Recentemente, peritos da Polícia Federal sugeriram ao delegado responsável que peça a quebra dos sigilos bancário, fiscal e telefônico dos investigados, inclusive de Temer. Além disso, depois do carnaval, o ex-diretor da J&F Ricardo Saud e um dos donos da empresa, Joesley Batista vão prestar depoimento e a expectativa é que eles revelem outros detalhes do caso.

A renovação do prazo e a autorização para medidas como a quebra de sigilos dependem do relator do inquérito no Supremo Tribunal Federal (STF), Luís Roberto Barroso.

O inquérito foi aberto em maio do ano passado com base na delação premiada de Joesley e Saud. Telefonemas gravados com autorização do STF mostraram auxiliares de Temer conversando sobre o decreto – entre eles, o ex-deputado Rodrigo Rocha Loures, famoso por ter sido flagrado com a mala de R$ 500 mil entregue pela J&F.

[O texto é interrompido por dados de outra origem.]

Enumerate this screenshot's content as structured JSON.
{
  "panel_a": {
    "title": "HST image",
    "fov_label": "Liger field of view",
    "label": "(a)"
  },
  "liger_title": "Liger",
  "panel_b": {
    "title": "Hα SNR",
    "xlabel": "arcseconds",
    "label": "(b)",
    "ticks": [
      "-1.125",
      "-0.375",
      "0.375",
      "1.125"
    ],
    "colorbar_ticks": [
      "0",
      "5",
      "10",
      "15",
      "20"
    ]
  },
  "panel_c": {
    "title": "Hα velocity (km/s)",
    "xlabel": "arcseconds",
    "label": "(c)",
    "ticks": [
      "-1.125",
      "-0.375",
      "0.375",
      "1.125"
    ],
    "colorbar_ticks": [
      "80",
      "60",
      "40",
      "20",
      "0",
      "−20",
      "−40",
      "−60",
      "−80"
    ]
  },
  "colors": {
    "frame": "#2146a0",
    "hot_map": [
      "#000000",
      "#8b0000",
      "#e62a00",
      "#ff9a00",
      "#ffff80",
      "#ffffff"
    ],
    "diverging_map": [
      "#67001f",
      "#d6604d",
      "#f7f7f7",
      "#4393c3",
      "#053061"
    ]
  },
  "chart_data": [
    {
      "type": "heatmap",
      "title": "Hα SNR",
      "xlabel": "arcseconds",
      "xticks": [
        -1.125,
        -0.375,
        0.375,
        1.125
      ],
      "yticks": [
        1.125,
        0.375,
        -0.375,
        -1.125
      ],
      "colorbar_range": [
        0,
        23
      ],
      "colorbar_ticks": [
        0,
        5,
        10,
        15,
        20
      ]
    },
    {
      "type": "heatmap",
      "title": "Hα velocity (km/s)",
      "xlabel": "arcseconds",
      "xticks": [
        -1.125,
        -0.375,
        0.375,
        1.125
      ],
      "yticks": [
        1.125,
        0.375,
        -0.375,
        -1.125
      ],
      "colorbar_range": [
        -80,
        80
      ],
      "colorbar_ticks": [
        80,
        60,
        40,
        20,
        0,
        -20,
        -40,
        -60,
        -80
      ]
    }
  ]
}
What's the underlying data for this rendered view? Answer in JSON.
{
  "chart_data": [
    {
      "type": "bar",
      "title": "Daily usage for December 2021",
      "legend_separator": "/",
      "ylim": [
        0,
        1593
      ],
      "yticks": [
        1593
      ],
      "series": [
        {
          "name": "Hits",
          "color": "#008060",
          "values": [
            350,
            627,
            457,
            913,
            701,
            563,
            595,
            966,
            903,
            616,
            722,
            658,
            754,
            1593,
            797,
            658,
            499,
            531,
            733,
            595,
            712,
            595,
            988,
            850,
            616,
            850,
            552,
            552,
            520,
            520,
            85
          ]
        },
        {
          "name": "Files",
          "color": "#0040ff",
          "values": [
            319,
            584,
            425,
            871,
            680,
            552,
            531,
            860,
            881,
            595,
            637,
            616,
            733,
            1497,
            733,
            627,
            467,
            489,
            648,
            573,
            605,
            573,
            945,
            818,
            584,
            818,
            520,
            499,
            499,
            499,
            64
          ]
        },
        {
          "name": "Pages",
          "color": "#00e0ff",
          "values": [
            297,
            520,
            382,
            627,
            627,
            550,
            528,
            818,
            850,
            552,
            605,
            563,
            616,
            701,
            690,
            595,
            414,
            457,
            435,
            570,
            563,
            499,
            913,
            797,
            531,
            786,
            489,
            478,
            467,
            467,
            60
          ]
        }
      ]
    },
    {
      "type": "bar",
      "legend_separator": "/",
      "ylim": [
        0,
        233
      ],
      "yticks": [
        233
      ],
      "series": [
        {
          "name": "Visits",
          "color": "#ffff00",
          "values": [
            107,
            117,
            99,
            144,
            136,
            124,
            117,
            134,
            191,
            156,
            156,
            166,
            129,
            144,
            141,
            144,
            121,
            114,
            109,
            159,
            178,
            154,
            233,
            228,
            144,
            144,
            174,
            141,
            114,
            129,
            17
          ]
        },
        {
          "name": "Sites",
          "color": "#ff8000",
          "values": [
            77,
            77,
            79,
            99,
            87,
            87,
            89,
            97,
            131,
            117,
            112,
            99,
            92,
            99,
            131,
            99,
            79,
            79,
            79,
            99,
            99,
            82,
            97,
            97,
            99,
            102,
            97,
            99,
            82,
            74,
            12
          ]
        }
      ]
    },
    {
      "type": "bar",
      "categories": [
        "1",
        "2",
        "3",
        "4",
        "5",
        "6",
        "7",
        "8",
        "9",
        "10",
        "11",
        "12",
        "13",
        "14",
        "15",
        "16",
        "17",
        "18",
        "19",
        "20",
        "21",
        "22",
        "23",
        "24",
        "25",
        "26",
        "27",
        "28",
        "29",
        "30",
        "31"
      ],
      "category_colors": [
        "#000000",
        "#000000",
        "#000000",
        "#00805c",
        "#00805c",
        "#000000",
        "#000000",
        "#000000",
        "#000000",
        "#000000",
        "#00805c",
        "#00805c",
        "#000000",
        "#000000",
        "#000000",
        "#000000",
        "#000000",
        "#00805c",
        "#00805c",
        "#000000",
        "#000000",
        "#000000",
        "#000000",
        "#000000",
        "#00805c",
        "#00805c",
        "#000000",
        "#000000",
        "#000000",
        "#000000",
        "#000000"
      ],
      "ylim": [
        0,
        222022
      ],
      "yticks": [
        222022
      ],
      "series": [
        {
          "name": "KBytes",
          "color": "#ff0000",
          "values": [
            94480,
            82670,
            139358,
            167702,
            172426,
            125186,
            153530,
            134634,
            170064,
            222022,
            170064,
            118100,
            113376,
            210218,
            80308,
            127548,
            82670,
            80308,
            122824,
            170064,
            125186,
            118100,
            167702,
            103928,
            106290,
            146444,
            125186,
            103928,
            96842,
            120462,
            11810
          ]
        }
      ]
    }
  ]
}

Rocha Loures aparece em uma conversa gravada com Gustavo Rocha, subchefe para assuntos jurídicos da Casa Civil, defendendo interesses de empresas que atuam nos portos brasileiros. Eles falam sobre uma mudança no decreto dos portos que poderia beneficiar também quem conseguiu concessões antes de 1993, caso da Rodrimar.

Gustavo, no entanto, alertou que Temer ficaria exposto demais e o decreto dos portos foi assinado sem incluir as concessões anteriores a 1993. Por isso, a defesa do presidente diz que não houve benefício à empresa no decreto e, portanto, não há corrupção no episódio. A Rodrimar também nega irregularidades e obtenção de benefício com o decreto.

Permanece a suspeita de que Rocha Loures agia em defesa dos interesses da Rodrimar dentro do governo.